To summarise, there are several advantages of PDT therapy. It offers non-invasive, low toxicity treatments which can be targeted by the light activation. The target cells cannot develop resistance to the cytotoxic species (ROS). Following treatment, little tissue scarring exists. However, PS drugs are not very selective for the target cells with target:blood ratios typically in single figures. Because PS drugs “piggy-back” on blood proteins, they persist longer in the circulation than is desired, leaving the patient photosensitive for 2 weeks in the best of cases. It is becoming increasingly clear that PS drugs need to accumulate inside cells as the generated ROS have a short pathlength. This may not be achieved effectively with current PS drugs.
Targetable PDT
Photosensitiser drugs can still be active and functional while attached to carriers, as the cytotoxic effect is a secondary effect resulting from light activation. This makes them very amenable to specific drug delivery mechanisms. Currently, the approaches used to link PS drugs to targetable elements include direct conjugation of derivatised PS drugs to whole monoclonal antibodies or other ligands [34-37]. However, this often results in a heterogeneous mixture of antibody-PS drug molecules as the chemistry is not accurate. Whole antibodies have a molecular weight of 150 KDa, resulting in very large immunoconjugates with unfavourable pharmacokinetics, such as poor tumour:organ ratios [36] which take a long time to achieve. It is also likely that PS drugs linked to large adjacent residues of a protein can have a detrimental effect on PS photophysics, with quenching of the desired PS excited states occurring due to adverse PS-protein interactions. The non-specific attachment of PS drugs onto antibodies or other ligands can result in a severe compromise in binding ability of the ligand. The antibody binding site may be hindered by such reactions, dramatically lowering the affinity and specificity of the antibody. Too many PS drugs attached can also affect the hydrophobicity of a protein and may have an adverse effect on the structure and pharmacokinetics [36].
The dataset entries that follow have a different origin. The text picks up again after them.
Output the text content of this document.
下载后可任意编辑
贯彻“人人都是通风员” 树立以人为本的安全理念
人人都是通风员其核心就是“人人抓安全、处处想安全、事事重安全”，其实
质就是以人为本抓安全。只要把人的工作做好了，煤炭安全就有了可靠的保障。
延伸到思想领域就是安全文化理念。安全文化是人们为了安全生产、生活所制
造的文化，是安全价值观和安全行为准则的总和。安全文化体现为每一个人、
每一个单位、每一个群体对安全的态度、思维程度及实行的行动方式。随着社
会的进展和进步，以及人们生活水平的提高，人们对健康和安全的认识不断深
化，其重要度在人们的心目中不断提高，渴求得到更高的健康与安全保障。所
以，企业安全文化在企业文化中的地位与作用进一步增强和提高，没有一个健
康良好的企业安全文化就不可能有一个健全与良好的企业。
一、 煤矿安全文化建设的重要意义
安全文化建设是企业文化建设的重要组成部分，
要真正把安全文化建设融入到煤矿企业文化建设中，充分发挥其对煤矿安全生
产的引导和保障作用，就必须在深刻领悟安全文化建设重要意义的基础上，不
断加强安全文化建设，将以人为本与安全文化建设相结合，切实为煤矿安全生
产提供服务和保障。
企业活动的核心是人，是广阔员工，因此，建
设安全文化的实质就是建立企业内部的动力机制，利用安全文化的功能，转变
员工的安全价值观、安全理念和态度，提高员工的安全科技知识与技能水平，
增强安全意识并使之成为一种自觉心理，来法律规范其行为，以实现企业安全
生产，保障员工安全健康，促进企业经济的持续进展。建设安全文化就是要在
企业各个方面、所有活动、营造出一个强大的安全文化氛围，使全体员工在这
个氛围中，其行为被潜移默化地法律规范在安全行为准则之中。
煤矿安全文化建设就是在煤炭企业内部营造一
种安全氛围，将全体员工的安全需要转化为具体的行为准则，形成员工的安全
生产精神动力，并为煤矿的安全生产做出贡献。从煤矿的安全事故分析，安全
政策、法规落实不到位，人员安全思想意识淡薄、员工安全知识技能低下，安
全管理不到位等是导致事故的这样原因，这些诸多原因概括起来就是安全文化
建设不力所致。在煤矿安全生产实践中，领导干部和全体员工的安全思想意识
Some researchers have tried to circumvent these problems by attempting to link PS drugs to designated ‘carriers’ such as chemically synthesised branched carbohydrate chains and poly-lysine chains. These approaches all require additional conjugation steps as the ligand-carriers cannot be made entirely recombinantly. Using chains of pure poly-lysine may also give rise to problems, for example, proteolyic instability in vivo, or the concentration of hydrophobic PS drugs in one part of the molecule leading to aggregation and quenching of adjacent PS drugs-excited states.
The present invention seeks to alleviate some of the above-mentioned problems of the prior art, thereby providing an improved system for targeting and delivery of therapeutic and/or diagnostic agents.